Following its introduction in May 2018, GDPR has granted individuals new rights concerning their data. These include, but are not limited to:
• The right to be informed• The right of access
• The right to rectification• The right to erasure
• The right to restrict processing• The right to data portability
• The right to object
In this article, we shall outline some of the most critical aspects of these rights. Organisations which are covered by GDPR should be thoroughly familiar with these rights to remain fully GDPR-compliant.
The right to be informed: Under GDPR, individuals have the right to be informed about the collection and use of their data. Businesses must be transparent regarding the use of the data which they hold. Organisations must inform consumers about their purposes for processing consumer data, the amount of time for which they’ll hold the data, and who can access the data.

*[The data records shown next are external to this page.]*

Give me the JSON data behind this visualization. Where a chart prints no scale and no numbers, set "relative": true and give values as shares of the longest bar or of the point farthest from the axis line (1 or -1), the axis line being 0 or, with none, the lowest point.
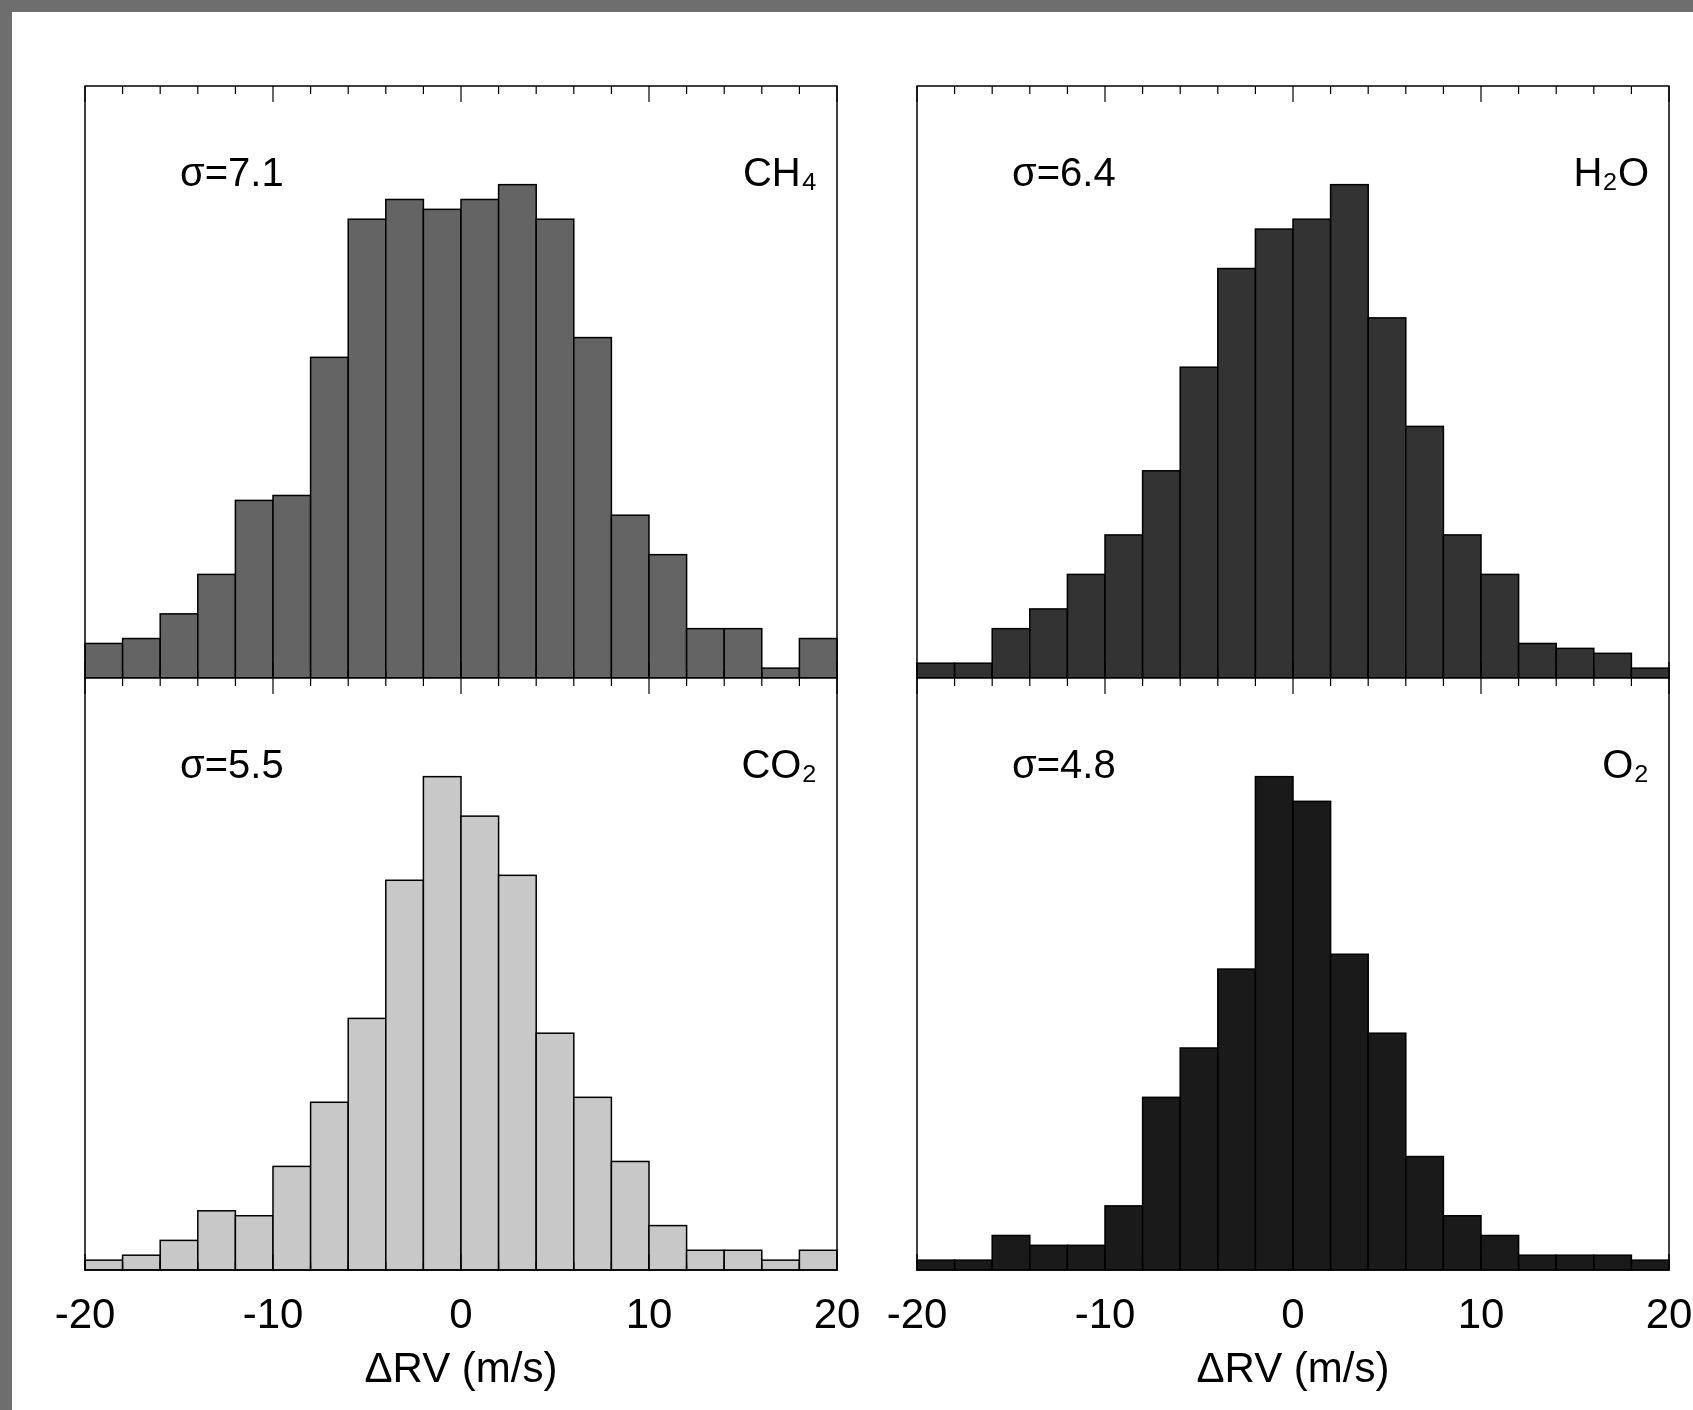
{
  "chart_data": [
    {
      "type": "bar",
      "relative": true,
      "x": [
        -19,
        -17,
        -15,
        -13,
        -11,
        -9,
        -7,
        -5,
        -3,
        -1,
        1,
        3,
        5,
        7,
        9,
        11,
        13,
        15,
        17,
        19
      ],
      "color": "#646464",
      "tick_labels": false,
      "xlim": [
        -20,
        20
      ],
      "xticks": [
        -20,
        {
          "value": -18,
          "label": null
        },
        {
          "value": -16,
          "label": null
        },
        {
          "value": -14,
          "label": null
        },
        {
          "value": -12,
          "label": null
        },
        -10,
        {
          "value": -8,
          "label": null
        },
        {
          "value": -6,
          "label": null
        },
        {
          "value": -4,
          "label": null
        },
        {
          "value": -2,
          "label": null
        },
        0,
        {
          "value": 2,
          "label": null
        },
        {
          "value": 4,
          "label": null
        },
        {
          "value": 6,
          "label": null
        },
        {
          "value": 8,
          "label": null
        },
        10,
        {
          "value": 12,
          "label": null
        },
        {
          "value": 14,
          "label": null
        },
        {
          "value": 16,
          "label": null
        },
        {
          "value": 18,
          "label": null
        },
        20
      ],
      "values": [
        0.07,
        0.08,
        0.13,
        0.21,
        0.36,
        0.37,
        0.65,
        0.93,
        0.97,
        0.95,
        0.97,
        1,
        0.93,
        0.69,
        0.33,
        0.25,
        0.1,
        0.1,
        0.02,
        0.08
      ],
      "annotations": [
        "σ=7.1",
        "CH₄"
      ]
    },
    {
      "type": "bar",
      "relative": true,
      "x": [
        -19,
        -17,
        -15,
        -13,
        -11,
        -9,
        -7,
        -5,
        -3,
        -1,
        1,
        3,
        5,
        7,
        9,
        11,
        13,
        15,
        17,
        19
      ],
      "color": "#333333",
      "tick_labels": false,
      "xlim": [
        -20,
        20
      ],
      "xticks": [
        -20,
        {
          "value": -18,
          "label": null
        },
        {
          "value": -16,
          "label": null
        },
        {
          "value": -14,
          "label": null
        },
        {
          "value": -12,
          "label": null
        },
        -10,
        {
          "value": -8,
          "label": null
        },
        {
          "value": -6,
          "label": null
        },
        {
          "value": -4,
          "label": null
        },
        {
          "value": -2,
          "label": null
        },
        0,
        {
          "value": 2,
          "label": null
        },
        {
          "value": 4,
          "label": null
        },
        {
          "value": 6,
          "label": null
        },
        {
          "value": 8,
          "label": null
        },
        10,
        {
          "value": 12,
          "label": null
        },
        {
          "value": 14,
          "label": null
        },
        {
          "value": 16,
          "label": null
        },
        {
          "value": 18,
          "label": null
        },
        20
      ],
      "values": [
        0.03,
        0.03,
        0.1,
        0.14,
        0.21,
        0.29,
        0.42,
        0.63,
        0.83,
        0.91,
        0.93,
        1,
        0.73,
        0.51,
        0.29,
        0.21,
        0.07,
        0.06,
        0.05,
        0.02
      ],
      "annotations": [
        "σ=6.4",
        "H₂O"
      ]
    },
    {
      "type": "bar",
      "relative": true,
      "x": [
        -19,
        -17,
        -15,
        -13,
        -11,
        -9,
        -7,
        -5,
        -3,
        -1,
        1,
        3,
        5,
        7,
        9,
        11,
        13,
        15,
        17,
        19
      ],
      "color": "#c8c8c8",
      "tick_labels": "x",
      "xlim": [
        -20,
        20
      ],
      "xlabel": "ΔRV (m/s)",
      "xticks": [
        -20,
        {
          "value": -18,
          "label": null
        },
        {
          "value": -16,
          "label": null
        },
        {
          "value": -14,
          "label": null
        },
        {
          "value": -12,
          "label": null
        },
        -10,
        {
          "value": -8,
          "label": null
        },
        {
          "value": -6,
          "label": null
        },
        {
          "value": -4,
          "label": null
        },
        {
          "value": -2,
          "label": null
        },
        0,
        {
          "value": 2,
          "label": null
        },
        {
          "value": 4,
          "label": null
        },
        {
          "value": 6,
          "label": null
        },
        {
          "value": 8,
          "label": null
        },
        10,
        {
          "value": 12,
          "label": null
        },
        {
          "value": 14,
          "label": null
        },
        {
          "value": 16,
          "label": null
        },
        {
          "value": 18,
          "label": null
        },
        20
      ],
      "values": [
        0.02,
        0.03,
        0.06,
        0.12,
        0.11,
        0.21,
        0.34,
        0.51,
        0.79,
        1,
        0.92,
        0.8,
        0.48,
        0.35,
        0.22,
        0.09,
        0.04,
        0.04,
        0.02,
        0.04
      ],
      "annotations": [
        "σ=5.5",
        "CO₂"
      ]
    },
    {
      "type": "bar",
      "relative": true,
      "x": [
        -19,
        -17,
        -15,
        -13,
        -11,
        -9,
        -7,
        -5,
        -3,
        -1,
        1,
        3,
        5,
        7,
        9,
        11,
        13,
        15,
        17,
        19
      ],
      "color": "#1a1a1a",
      "tick_labels": "x",
      "xlim": [
        -20,
        20
      ],
      "xlabel": "ΔRV (m/s)",
      "xticks": [
        -20,
        {
          "value": -18,
          "label": null
        },
        {
          "value": -16,
          "label": null
        },
        {
          "value": -14,
          "label": null
        },
        {
          "value": -12,
          "label": null
        },
        -10,
        {
          "value": -8,
          "label": null
        },
        {
          "value": -6,
          "label": null
        },
        {
          "value": -4,
          "label": null
        },
        {
          "value": -2,
          "label": null
        },
        0,
        {
          "value": 2,
          "label": null
        },
        {
          "value": 4,
          "label": null
        },
        {
          "value": 6,
          "label": null
        },
        {
          "value": 8,
          "label": null
        },
        10,
        {
          "value": 12,
          "label": null
        },
        {
          "value": 14,
          "label": null
        },
        {
          "value": 16,
          "label": null
        },
        {
          "value": 18,
          "label": null
        },
        20
      ],
      "values": [
        0.02,
        0.02,
        0.07,
        0.05,
        0.05,
        0.13,
        0.35,
        0.45,
        0.61,
        1,
        0.95,
        0.64,
        0.48,
        0.23,
        0.11,
        0.07,
        0.03,
        0.03,
        0.03,
        0.02
      ],
      "annotations": [
        "σ=4.8",
        "O₂"
      ]
    }
  ]
}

The right to access: Individuals have the right to access the data that organisations hold on them. GDPR allows individuals to request a copy of their data, including any supplementary information, using a variety of communication pathways (including social media). Under GDPR, businesses are required to respond to these requests within a month of them being received and are not permitted to charge a fee for the service.

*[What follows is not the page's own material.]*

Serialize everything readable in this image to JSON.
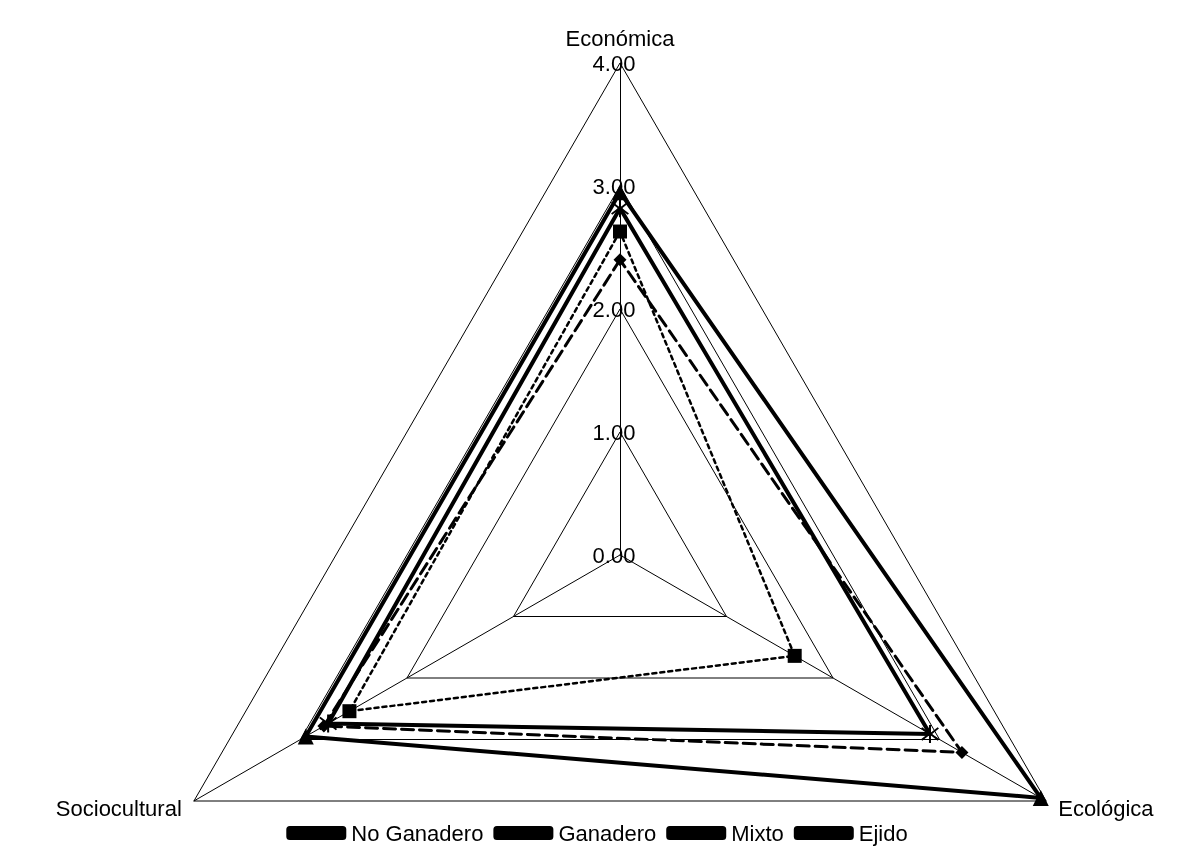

The right to rectification: This grants individuals the right to change the personal data that a business holds if it is incorrect. They also have the right to complete data if it is incomplete. Businesses must respond to these requests within a month of them being received and are not permitted to charge a fee for the service. Organisations may refuse to change the data under certain circumstances, such as if they dispute the accuracy of the data. In such cases, a third party may be needed to mediate the dispute.

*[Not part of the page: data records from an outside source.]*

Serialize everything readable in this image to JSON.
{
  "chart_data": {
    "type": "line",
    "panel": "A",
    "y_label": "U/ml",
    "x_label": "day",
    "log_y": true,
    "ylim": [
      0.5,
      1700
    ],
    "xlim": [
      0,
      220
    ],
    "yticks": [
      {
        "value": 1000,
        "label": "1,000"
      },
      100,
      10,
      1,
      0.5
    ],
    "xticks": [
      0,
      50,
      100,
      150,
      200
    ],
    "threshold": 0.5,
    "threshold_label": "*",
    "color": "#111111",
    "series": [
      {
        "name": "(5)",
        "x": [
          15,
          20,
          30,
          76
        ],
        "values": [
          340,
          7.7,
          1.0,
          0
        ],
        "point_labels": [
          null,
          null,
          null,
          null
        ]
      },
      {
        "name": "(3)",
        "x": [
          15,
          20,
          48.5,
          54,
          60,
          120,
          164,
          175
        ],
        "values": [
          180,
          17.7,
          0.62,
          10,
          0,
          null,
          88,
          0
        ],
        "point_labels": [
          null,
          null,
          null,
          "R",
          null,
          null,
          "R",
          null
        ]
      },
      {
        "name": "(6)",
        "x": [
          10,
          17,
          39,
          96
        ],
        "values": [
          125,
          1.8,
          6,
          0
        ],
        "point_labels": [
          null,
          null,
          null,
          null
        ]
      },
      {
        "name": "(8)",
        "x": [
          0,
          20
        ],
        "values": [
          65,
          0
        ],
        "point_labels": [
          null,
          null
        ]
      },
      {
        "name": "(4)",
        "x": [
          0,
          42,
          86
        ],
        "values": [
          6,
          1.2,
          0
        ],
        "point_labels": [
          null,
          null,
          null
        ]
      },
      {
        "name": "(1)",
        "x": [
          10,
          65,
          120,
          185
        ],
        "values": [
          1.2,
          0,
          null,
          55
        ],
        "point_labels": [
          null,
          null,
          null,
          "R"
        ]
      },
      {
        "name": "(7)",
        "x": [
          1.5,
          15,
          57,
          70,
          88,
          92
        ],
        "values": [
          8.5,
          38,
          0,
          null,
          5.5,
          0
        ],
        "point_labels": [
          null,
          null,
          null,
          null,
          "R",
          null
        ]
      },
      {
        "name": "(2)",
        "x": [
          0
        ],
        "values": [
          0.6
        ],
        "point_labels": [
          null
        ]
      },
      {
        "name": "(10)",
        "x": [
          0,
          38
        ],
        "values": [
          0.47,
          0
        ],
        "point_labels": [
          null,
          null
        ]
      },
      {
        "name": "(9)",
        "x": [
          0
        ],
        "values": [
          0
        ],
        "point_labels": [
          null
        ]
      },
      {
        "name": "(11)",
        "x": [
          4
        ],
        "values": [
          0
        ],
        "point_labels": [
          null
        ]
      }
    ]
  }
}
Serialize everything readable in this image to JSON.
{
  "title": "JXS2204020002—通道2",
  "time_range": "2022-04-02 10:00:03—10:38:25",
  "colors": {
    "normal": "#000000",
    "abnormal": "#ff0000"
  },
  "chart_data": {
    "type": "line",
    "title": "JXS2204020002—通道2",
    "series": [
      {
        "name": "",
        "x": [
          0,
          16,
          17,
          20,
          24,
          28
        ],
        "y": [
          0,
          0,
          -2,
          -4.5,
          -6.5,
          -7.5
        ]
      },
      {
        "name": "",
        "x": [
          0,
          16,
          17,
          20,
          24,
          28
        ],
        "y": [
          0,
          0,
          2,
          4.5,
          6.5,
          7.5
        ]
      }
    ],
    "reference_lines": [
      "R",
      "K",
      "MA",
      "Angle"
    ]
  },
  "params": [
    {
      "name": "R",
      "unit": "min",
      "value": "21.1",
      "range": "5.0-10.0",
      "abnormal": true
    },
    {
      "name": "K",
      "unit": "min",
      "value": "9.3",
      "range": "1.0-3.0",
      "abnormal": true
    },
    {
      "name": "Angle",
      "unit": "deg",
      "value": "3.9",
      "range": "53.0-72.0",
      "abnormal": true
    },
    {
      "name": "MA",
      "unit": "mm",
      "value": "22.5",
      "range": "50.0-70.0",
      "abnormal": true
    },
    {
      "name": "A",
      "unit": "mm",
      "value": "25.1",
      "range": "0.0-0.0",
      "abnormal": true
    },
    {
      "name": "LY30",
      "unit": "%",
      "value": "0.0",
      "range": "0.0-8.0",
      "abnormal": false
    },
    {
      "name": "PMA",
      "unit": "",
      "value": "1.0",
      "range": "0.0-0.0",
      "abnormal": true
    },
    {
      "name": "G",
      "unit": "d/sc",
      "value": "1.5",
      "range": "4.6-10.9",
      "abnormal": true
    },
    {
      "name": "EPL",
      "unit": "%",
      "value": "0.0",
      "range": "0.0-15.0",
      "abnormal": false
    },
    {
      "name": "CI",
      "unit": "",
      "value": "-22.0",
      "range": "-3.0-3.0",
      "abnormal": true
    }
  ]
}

The right to erasure: This is possibly the most famous right that GDPR grants individuals, also known as “the right to be forgotten”. Individuals have the right to request controllers erase any personal data held by them as soon as possible. The right to erasure only applies in certain circumstances.
-if an individual’s data is no longer necessary for the original purpose for which the controller collected it
-if the business has unlawfully processed the information
-if the individual withdraws their consent and that is the only lawful reason an organisation has for holding the information
-if the business is holding the information for marketing purposes
The right to restrict processing: GDPR prevents an organisation from further processing of personal data of an individual. This right grants individuals the power to restrict how organisations use their data. However, it is important to note that it does prevent the organisation from holding the data. The right does not apply in every circumstance; an individual must have a legitimate reason to request the restriction and suppression of their data. For example, the organisation no longer needs the data, but the individual requires them to keep it to exercise or defend a legal claim.
The right to data portability: Individuals have the right to obtain personal data from organisations in a secure, digital format. Under GDPR, individuals can reuse their data for personal reasons and transfer it across digital formats without its usability being affected. It also allows an organisation to transfer the data to another organisation electronically.
The right to object: Individuals can protest and prevent organisations from further processing or storage of data. The right only applies in certain circumstances, but individuals are always able to prevent their information from being used for direct marketing purposes. Under GDPR, individuals can also object if the data processing is for a task carried out in the public interest, for the business’s legitimate interest, or the exercise of an official authority vested in the organisation. Organisations may refuse the request, and a third party may be needed to settle the dispute.